Le Brexit est passé par là bien sûr. Cette expérience d’un choc suivi d’une remontée est encore fraîche.
Mais des raisons moins circonstancielles ont joué aussi.
Nombre d’investisseurs étaient déjà sous-investis et prêts à profiter d’une forte baisse des indices pour reprendre position.
Ensuite, les premiers propos de l’élu ont été jugés plutôt apaisants.
Certains ont voulu y voir une promesse que le futur président serait moins radical que le candidat.
Cela reste bien sûr à démontrer et des accès de volatilité sont à prévoir.

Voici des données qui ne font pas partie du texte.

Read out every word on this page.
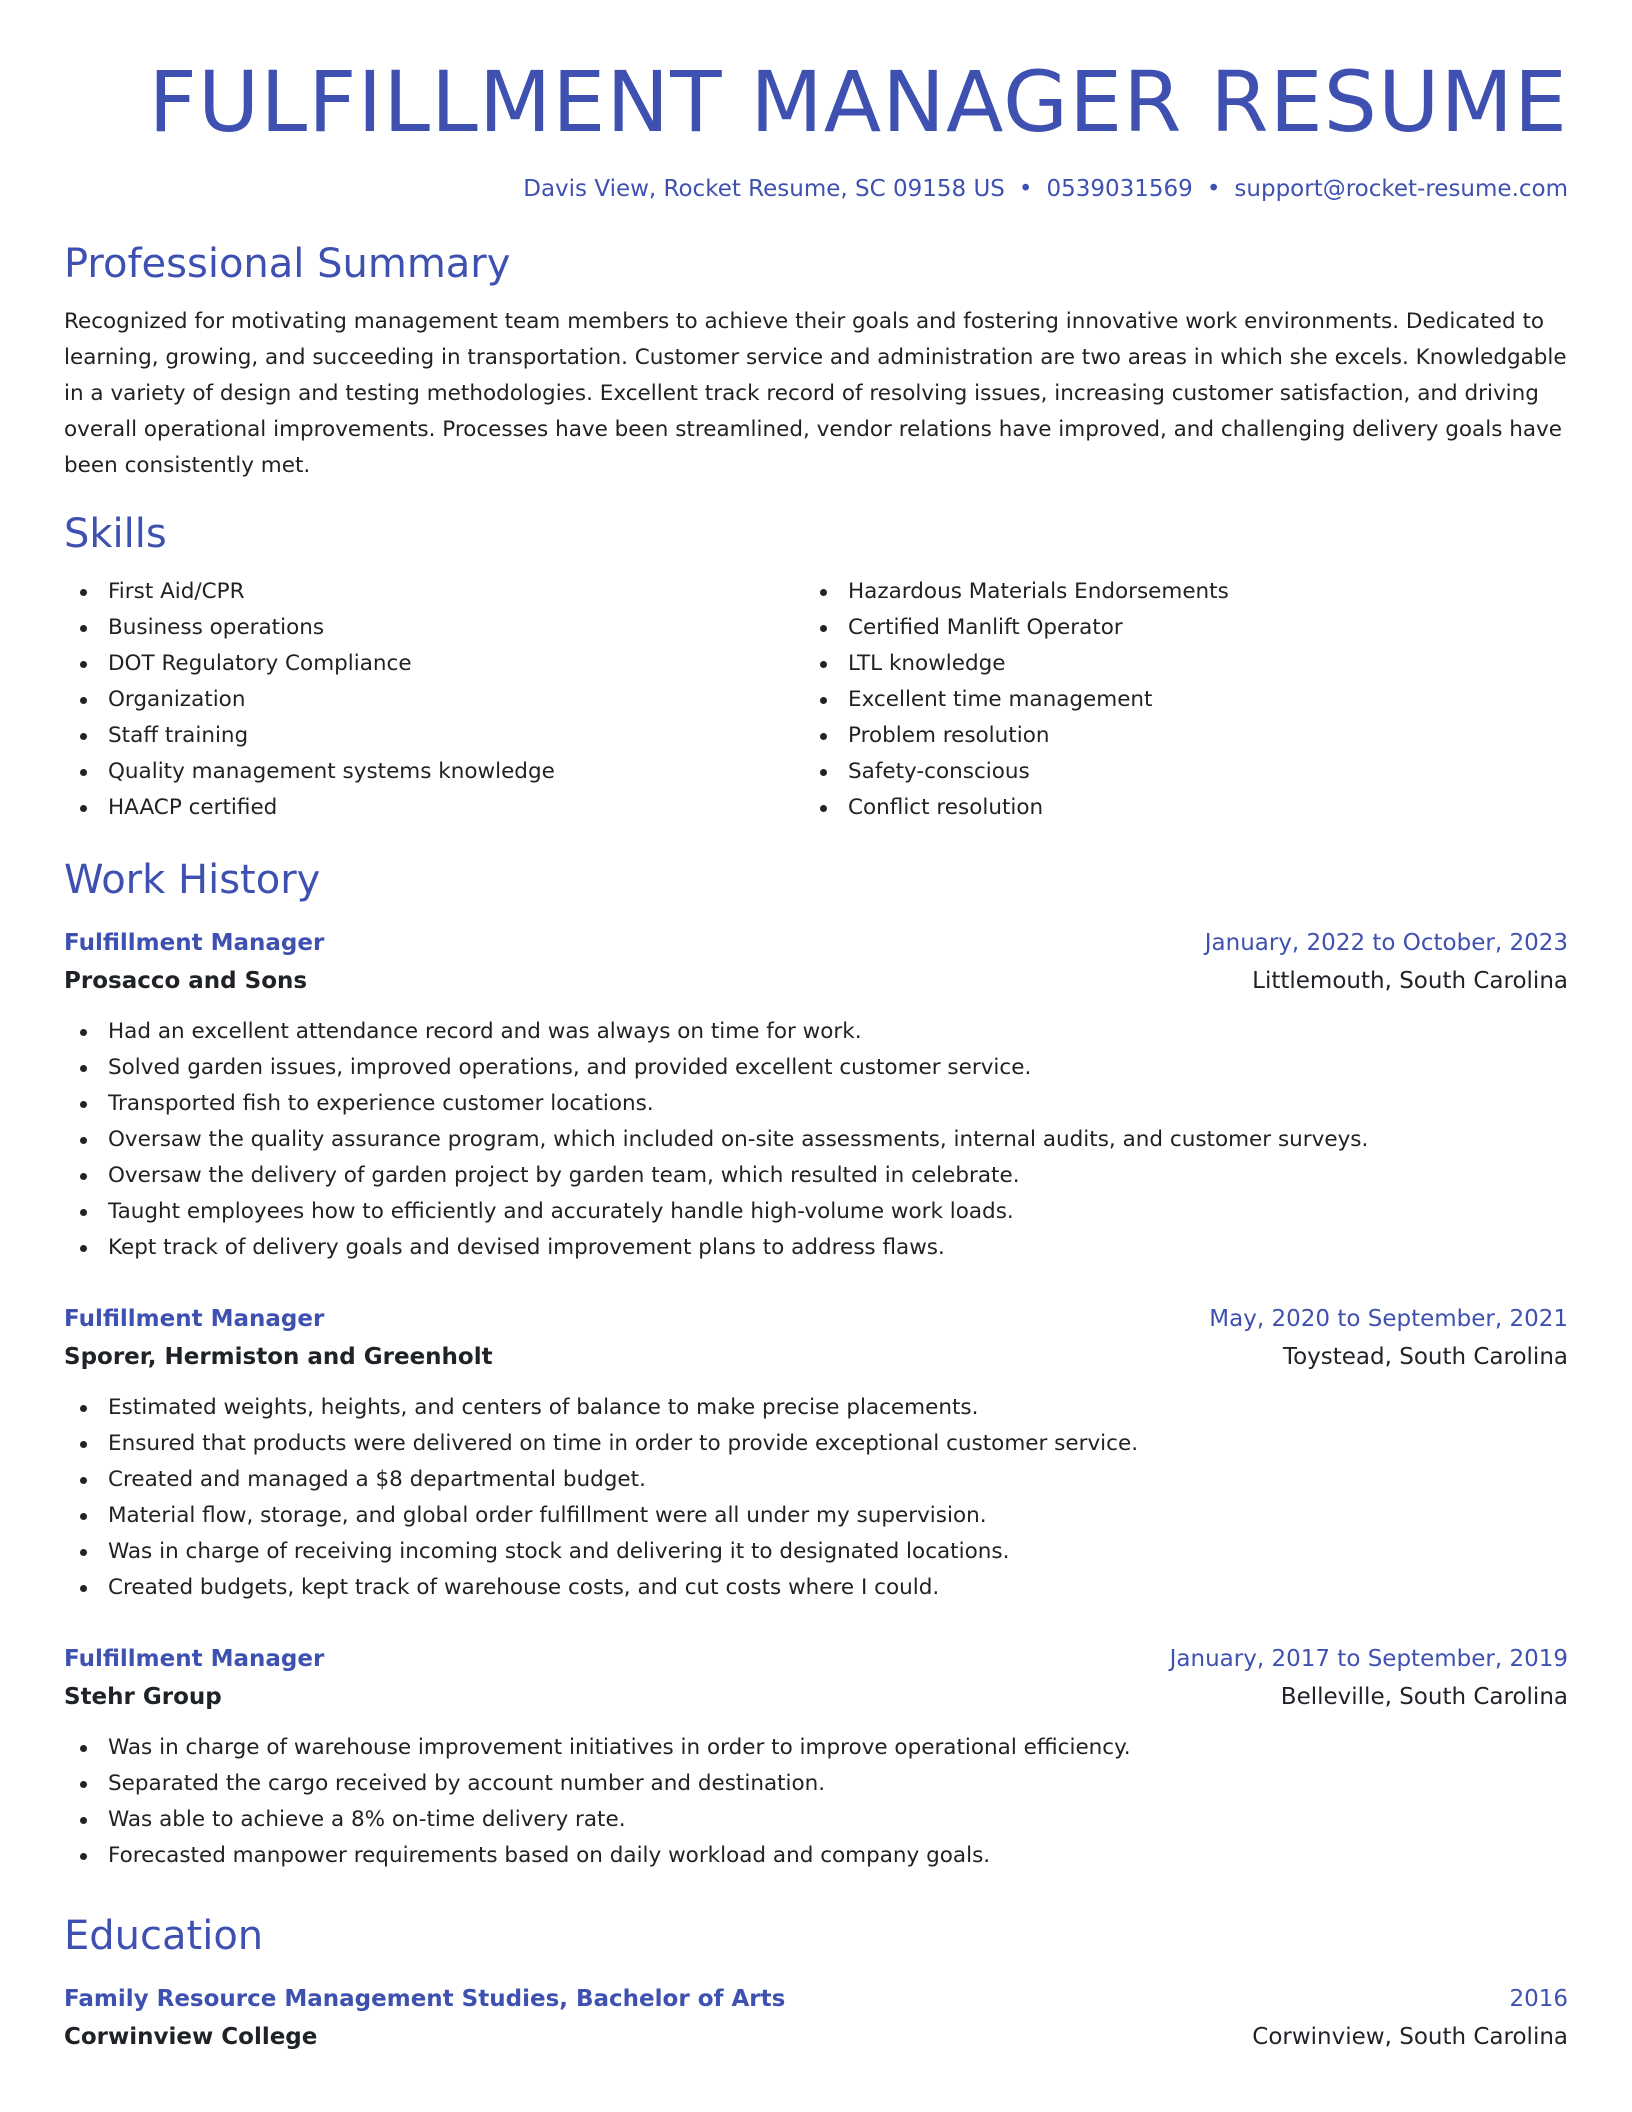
FULFILLMENT MANAGER RESUME
Davis View, Rocket Resume, SC 09158 US • 0539031569 • support@rocket-resume.com
Professional Summary

Recognized for motivating management team members to achieve their goals and fostering innovative work environments. Dedicated to learning, growing, and succeeding in transportation. Customer service and administration are two areas in which she excels. Knowledgable in a variety of design and testing methodologies. Excellent track record of resolving issues, increasing customer satisfaction, and driving overall operational improvements. Processes have been streamlined, vendor relations have improved, and challenging delivery goals have been consistently met.

Skills
First Aid/CPR
Business operations
DOT Regulatory Compliance
Organization
Staff training
Quality management systems knowledge
HAACP certified
Hazardous Materials Endorsements
Certified Manlift Operator
LTL knowledge
Excellent time management
Problem resolution
Safety-conscious
Conflict resolution
Work History
Fulfillment Manager	January, 2022 to October, 2023
Prosacco and Sons	Littlemouth, South Carolina
Had an excellent attendance record and was always on time for work.
Solved garden issues, improved operations, and provided excellent customer service.
Transported fish to experience customer locations.
Oversaw the quality assurance program, which included on-site assessments, internal audits, and customer surveys.
Oversaw the delivery of garden project by garden team, which resulted in celebrate.
Taught employees how to efficiently and accurately handle high-volume work loads.
Kept track of delivery goals and devised improvement plans to address flaws.
Fulfillment Manager	May, 2020 to September, 2021
Sporer, Hermiston and Greenholt	Toystead, South Carolina
Estimated weights, heights, and centers of balance to make precise placements.
Ensured that products were delivered on time in order to provide exceptional customer service.
Created and managed a $8 departmental budget.
Material flow, storage, and global order fulfillment were all under my supervision.
Was in charge of receiving incoming stock and delivering it to designated locations.
Created budgets, kept track of warehouse costs, and cut costs where I could.
Fulfillment Manager	January, 2017 to September, 2019
Stehr Group	Belleville, South Carolina
Was in charge of warehouse improvement initiatives in order to improve operational efficiency.
Separated the cargo received by account number and destination.
Was able to achieve a 8% on-time delivery rate.
Forecasted manpower requirements based on daily workload and company goals.
Education
Family Resource Management Studies, Bachelor of Arts	2016
Corwinview College	Corwinview, South Carolina
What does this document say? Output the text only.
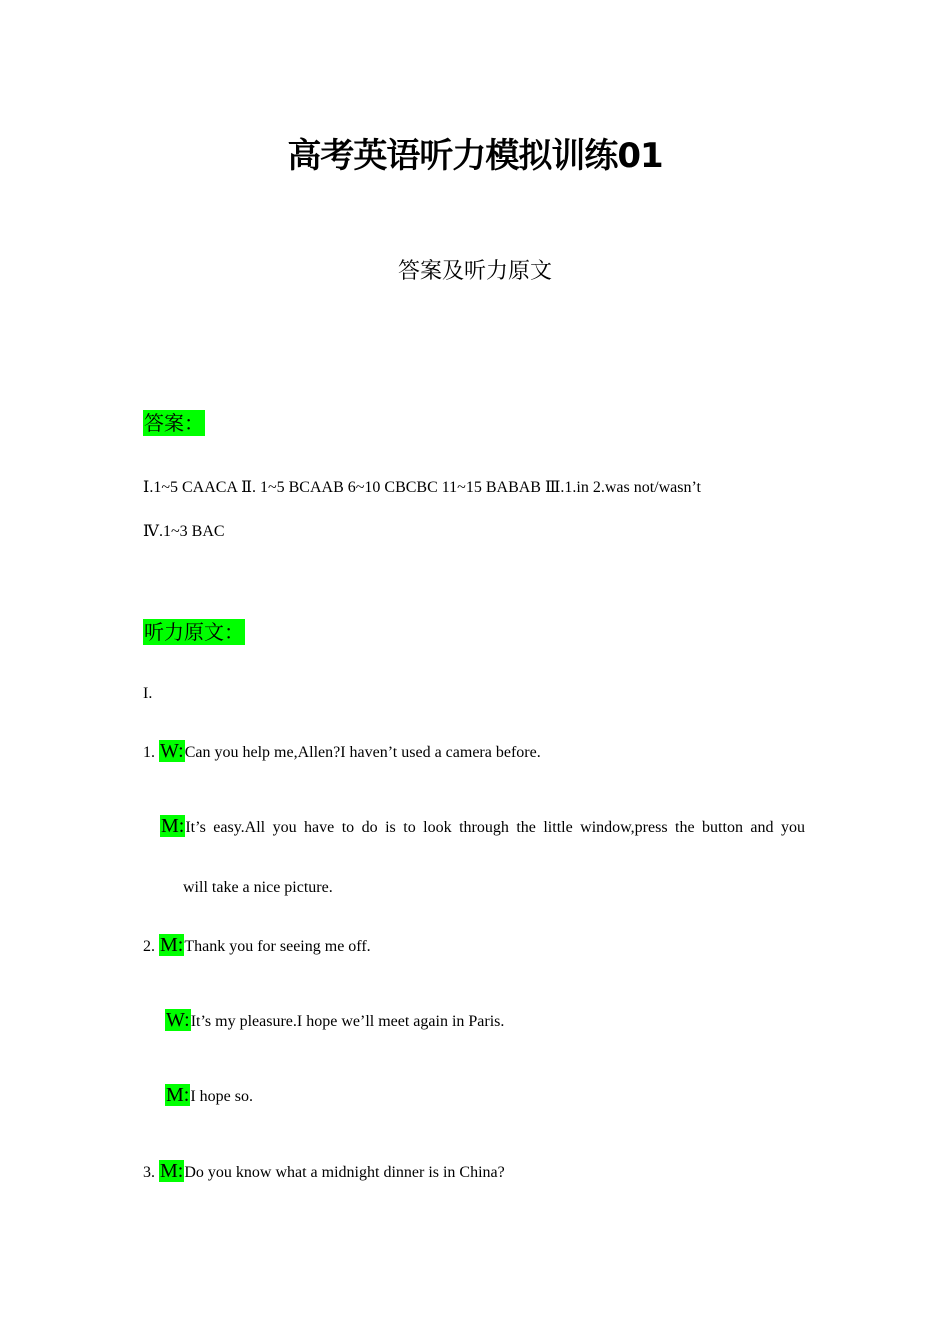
高考英语听力模拟训练01
答案及听力原文
答案：
Ⅰ.1~5 CAACA Ⅱ. 1~5 BCAAB 6~10 CBCBC 11~15 BABAB Ⅲ.1.in 2.was not/wasn’t
Ⅳ.1~3 BAC
听力原文：
I.
1. W:Can you help me,Allen?I haven’t used a camera before.
M:It’s easy.All you have to do is to look through the little window,press the button and you
will take a nice picture.
2. M:Thank you for seeing me off.
W:It’s my pleasure.I hope we’ll meet again in Paris.
M:I hope so.
3. M:Do you know what a midnight dinner is in China?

Reste que plusieurs éléments plaident pour l’attentisme.
Dans la démocratie américaine, un Congrès républicain monocolore ne signifie pas que le Président aura le champ libre.
Des terrains d’entente devront être trouvés qui iront sans doute dans le sens de la modération.
Ce rapport de forces influencera l’action du futur président, et notamment l’ordre dans lequel il pourra engager son programme économique.
Dans le grand fouillis de ses mesures, certaines, comme les baisses d’impôts, peuvent être favorables au marché, d’autres, comme les renégociations commerciales, peuvent lui nuire.
Un dernier élément pourrait avoir joué dans la remontée des indices.
La Réserve fédérale pourrait juger que dans ce contexte pouvant affaiblir l’activité, la hausse des taux annoncée pour décembre devrait être différé.
Le président de la FED d’Atlanta, Dennis Lockhart, l’a notamment récemment laissé entendre. Certains investisseurs veulent croire que ce sera le cas.
Les anticipations du marché sur une hausse des taux en décembre ont en tout cas nettement baissé hier.